Aku berdoa agar Layla tidak pernah dewasa. Sebelum dia, aku pernah patah hati pada pemainku, juga. Pada seorang gadis manis, berlesung pipi dalam.

Namanya Dhila. Dia gadis lucu, dulu sering bermain di sini, menemani aku, membersihkan serat-serat kayuku yang kadang diinjaki tapak-tapak sepatu
teman-temannya. Paling lucu dari dia adalah gadis manis itu sering membagi gulalinya, membuat aku merasakan cecap manis dan tak jarang tubuhku dikerubutin semut setelahnya. Dhila pergi. Dhila hanya menjadikan aku persinggahan masa kecilnya. Maka, aku harap Layla tidak pernah besar.

*

Hari ini aku menanti Layla, aku sudah tidak sabar ingin berayun-ayun bersamanya, melihat hamparan putih giginya, tawanya yang seakan bisa menetapkan langit tetap biru, dan genggamannya pada rantai-rantai dingin pengaitku.

Tapi hari ini Layla tak datang. Bahkan hari-hari selanjutnya pun tidak, hari selanjutnya, selanjutnya, dan selanjutnya. Layla tidak pernah datang.

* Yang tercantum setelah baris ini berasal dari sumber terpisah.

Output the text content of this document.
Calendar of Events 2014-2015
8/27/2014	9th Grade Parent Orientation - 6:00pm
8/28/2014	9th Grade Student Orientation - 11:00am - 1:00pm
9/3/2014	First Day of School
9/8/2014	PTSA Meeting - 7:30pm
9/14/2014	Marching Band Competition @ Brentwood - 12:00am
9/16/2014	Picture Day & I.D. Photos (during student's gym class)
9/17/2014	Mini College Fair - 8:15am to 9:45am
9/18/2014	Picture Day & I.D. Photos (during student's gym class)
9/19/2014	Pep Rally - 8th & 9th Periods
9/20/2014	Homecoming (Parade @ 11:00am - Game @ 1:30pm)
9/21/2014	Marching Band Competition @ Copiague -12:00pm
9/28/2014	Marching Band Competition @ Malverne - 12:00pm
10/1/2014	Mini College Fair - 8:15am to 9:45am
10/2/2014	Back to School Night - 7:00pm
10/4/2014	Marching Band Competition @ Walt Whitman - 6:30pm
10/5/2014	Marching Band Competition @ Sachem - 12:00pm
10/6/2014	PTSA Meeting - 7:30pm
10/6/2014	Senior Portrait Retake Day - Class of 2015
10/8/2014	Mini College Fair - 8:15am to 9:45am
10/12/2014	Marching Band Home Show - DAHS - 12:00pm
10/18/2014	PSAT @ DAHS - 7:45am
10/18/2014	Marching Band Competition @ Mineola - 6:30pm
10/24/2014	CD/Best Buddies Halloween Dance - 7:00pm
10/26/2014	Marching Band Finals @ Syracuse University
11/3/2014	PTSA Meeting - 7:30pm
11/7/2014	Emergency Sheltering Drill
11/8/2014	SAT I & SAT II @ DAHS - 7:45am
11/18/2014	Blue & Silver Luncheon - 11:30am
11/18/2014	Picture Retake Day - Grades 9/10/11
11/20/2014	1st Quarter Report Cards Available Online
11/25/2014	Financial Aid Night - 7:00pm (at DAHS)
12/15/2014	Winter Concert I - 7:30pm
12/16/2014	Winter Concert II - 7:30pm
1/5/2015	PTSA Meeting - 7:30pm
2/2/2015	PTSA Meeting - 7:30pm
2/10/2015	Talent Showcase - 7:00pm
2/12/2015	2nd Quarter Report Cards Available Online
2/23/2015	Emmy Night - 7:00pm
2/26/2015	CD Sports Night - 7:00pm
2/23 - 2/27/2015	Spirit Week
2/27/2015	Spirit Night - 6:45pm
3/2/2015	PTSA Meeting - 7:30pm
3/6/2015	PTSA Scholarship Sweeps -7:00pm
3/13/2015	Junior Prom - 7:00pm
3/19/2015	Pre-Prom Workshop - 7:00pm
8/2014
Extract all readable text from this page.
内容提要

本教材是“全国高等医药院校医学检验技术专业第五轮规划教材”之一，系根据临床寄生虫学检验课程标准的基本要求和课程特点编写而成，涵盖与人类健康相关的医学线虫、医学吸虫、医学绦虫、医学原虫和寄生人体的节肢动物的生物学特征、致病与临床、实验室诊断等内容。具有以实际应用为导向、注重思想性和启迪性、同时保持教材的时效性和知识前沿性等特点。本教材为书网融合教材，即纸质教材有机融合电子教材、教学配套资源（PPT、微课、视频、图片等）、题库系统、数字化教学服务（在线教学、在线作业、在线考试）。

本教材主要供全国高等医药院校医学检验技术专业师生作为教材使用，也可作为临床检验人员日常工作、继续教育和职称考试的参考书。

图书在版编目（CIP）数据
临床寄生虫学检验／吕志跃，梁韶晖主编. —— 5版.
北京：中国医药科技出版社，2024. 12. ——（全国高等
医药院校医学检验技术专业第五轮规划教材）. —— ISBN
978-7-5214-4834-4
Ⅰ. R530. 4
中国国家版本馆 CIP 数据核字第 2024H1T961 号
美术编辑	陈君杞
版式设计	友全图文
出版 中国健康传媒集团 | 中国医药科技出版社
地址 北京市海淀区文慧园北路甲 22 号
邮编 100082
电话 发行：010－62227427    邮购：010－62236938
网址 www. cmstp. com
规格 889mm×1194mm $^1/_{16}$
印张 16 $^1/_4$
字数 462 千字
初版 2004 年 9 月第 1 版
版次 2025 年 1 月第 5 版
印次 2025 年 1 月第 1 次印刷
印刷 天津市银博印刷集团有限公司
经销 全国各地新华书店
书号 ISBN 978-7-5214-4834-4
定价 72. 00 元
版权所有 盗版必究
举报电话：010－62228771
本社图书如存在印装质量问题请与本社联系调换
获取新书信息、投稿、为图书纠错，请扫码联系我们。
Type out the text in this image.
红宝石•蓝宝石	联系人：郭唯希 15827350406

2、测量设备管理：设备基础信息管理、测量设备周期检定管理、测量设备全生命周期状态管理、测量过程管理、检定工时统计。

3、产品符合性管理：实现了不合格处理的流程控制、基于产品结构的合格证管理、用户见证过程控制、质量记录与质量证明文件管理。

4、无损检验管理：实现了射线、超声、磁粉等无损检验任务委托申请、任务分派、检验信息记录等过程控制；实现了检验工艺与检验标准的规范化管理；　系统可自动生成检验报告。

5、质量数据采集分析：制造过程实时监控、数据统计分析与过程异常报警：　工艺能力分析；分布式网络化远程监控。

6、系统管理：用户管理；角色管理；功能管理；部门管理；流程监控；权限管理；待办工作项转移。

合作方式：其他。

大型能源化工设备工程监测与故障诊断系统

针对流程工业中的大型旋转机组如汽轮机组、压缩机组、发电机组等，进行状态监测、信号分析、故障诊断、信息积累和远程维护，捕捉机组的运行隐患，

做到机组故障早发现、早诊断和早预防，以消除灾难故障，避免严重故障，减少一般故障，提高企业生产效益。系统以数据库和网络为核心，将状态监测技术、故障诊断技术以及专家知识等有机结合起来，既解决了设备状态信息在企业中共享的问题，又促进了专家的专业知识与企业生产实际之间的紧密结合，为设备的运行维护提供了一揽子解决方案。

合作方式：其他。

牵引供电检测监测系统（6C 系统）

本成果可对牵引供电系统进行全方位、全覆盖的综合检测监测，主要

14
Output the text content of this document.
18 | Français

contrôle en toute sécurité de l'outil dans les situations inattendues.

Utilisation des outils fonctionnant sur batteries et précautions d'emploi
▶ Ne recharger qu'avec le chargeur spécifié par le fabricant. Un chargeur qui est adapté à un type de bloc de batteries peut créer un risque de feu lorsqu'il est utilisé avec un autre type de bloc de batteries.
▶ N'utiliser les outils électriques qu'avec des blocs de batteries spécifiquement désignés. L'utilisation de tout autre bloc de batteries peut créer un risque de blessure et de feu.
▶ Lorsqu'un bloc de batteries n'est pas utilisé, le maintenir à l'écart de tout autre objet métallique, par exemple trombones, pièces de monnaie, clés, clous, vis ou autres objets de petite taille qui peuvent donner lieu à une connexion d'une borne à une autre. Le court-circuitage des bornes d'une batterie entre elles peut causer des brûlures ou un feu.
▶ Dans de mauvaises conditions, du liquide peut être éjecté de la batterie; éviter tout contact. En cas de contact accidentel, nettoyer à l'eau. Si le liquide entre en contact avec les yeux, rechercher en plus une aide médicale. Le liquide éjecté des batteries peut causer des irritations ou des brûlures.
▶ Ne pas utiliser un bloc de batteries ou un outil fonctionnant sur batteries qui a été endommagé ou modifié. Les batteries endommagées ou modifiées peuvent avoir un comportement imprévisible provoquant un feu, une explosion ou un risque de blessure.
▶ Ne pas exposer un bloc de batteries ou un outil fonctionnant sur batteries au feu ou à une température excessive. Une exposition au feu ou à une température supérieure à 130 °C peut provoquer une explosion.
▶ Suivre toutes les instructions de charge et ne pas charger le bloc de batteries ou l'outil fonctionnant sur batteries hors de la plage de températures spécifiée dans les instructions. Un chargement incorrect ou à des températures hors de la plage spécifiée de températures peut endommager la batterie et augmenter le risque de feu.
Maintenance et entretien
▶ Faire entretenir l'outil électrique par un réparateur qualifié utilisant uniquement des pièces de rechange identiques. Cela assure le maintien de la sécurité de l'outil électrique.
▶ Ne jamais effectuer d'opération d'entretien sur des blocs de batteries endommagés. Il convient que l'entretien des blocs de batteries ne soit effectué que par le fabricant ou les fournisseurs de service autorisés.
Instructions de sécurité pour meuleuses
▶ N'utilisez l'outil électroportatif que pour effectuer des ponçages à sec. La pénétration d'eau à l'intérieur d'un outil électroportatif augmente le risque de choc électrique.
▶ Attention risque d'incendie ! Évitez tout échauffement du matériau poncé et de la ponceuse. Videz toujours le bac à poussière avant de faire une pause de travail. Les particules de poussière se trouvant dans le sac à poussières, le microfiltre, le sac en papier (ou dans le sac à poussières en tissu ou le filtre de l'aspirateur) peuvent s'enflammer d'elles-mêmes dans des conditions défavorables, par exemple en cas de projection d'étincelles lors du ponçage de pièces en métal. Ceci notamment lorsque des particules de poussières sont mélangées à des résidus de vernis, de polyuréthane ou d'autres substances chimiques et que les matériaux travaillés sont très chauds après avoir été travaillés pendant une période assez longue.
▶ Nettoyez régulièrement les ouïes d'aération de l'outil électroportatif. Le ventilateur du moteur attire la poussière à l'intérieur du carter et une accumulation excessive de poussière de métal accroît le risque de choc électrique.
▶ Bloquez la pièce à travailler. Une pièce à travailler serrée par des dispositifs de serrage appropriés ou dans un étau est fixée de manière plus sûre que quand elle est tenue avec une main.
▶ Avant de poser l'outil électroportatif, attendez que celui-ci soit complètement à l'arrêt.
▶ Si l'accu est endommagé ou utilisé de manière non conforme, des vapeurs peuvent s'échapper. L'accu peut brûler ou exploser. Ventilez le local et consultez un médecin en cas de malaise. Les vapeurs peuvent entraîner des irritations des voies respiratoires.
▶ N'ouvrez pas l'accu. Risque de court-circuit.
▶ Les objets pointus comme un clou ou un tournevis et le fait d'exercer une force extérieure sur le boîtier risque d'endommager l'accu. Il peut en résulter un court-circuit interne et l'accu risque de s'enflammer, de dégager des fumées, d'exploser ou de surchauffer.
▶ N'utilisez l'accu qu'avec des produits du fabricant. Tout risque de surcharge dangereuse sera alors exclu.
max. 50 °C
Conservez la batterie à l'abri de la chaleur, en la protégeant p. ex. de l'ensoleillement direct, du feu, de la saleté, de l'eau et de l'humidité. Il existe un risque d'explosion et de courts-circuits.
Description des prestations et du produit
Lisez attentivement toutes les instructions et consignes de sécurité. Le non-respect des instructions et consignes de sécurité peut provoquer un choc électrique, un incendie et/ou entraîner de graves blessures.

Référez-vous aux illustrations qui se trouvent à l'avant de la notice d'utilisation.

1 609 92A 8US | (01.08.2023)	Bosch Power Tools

Sudah satu pekan dari hari terakhir dia bermain di taman ini, meninggalkan bercak darah di kayuku. Aku melirik Inka, tubuhnya sedikit berayun, masih
kaku, bahkan aku tidak bisa melihatnya tersenyum. Sama seperti dia yang tidak bisa melihatku tersenyum. Aku berharap Layla datang.


30 MENIT YANG MEMATAHKAN


"Kasian ya, Bu. Pasti ibunya terpukul
sekali...."

"Ya, jelas lah, Bu. Wong anak perempuan satu-satunya. Pintar, cantik, dan penurut. Saya aja yang baru bertetangga 1
bulan terasa kehilangan Layla.
Apalagi saya belum punya momongan. Sepi
saya dan suami pecah saat Layla di
sana. Dia anak yang baik, pasti diberikan
tempat yang baik pula."

"Iya, Bu. Tapi yang saya enggak habis
pikir, ya, kejadian meninggalnya
Layla. Tragis. Tega betul pelakunya ya,
Bu!"

Aku ingin tidak mempercayai percakapan dua ibu-ibu yang sedang menyuapi anaknya di taman bermain ini, 30 menit yang begitu mematahkanku. Layla meninggal.

Aku kira dia akan baik-baik saja setelah sore kelam itu. Seorang laki-laki dengan perawakan tinggi, berjambang, dengan rambut gondrong dengan mata merah
frustrasi. Ia memberi permen kepada Layla dan mencoba mengajak gadis itu ikut dengannya. Layla sempat menolak. Dia melawan, mencoba berteriak, tapi apa daya gadis kecil itu tak cukup kuat
melawan. Layla dengan pakaian yang dibuka paksa, di bawah tubuh seorang lelaki yang bertelanjang dari pinggang hingga mata kaki. Tubuh Layla didesak-desak oleh tubuh berat itu, terdengar suara Layla kesakitan.

Untuk pertama kali setelah aku berdiri bertahun-tahun sebagai ayunan, aku mengutuk diriku menjadi benda mati. Aku mengutuk posisiku yang menjorok ke dalam. Tidak ada yang bisa melihatnya
menyiksa cintaku.

Layla-ku diperkosa. Setelah puas berayun-ayun dengannya, lelaki itu mencampakkan Layla dari atas tubuhku--dengan ayunan sangat keras. Aku dan Inka adalah saksi bisu, melihat tubuh Layla jatuh berdebum di atas tanah. Kepalanya membentur batu, sedikit bercak
darah tertinggal di serat kayuku.
Laki-laki itu pergi, katanya ini
pembalasan untuk ibu Layla yang
memecatnya. Layla-ku diam, tertidur, dengan darah yang mengaliri kepala. Rambut-rambut hitamnya basah. Sampai beberapa orang menemukannya selepas azan Isya. Itu pertemuan terakhirku dengan Layla yang hidup. Tadinya aku berharap Layla baik-baik saja, tapi harapanku sudah
terjawab. Layla tidak baik-baik
saja dan kini dia sama seperti aku dan Inka, tanpa nyawa, tanpa kehangatan.

Aku masih sering mendengarnya tertawa, setiap malam. Dia masih sering duduk di sini, dengan tawanya yang menyeramkan. Mungkin merindingkan bulu-bulu kudukku, jika ada.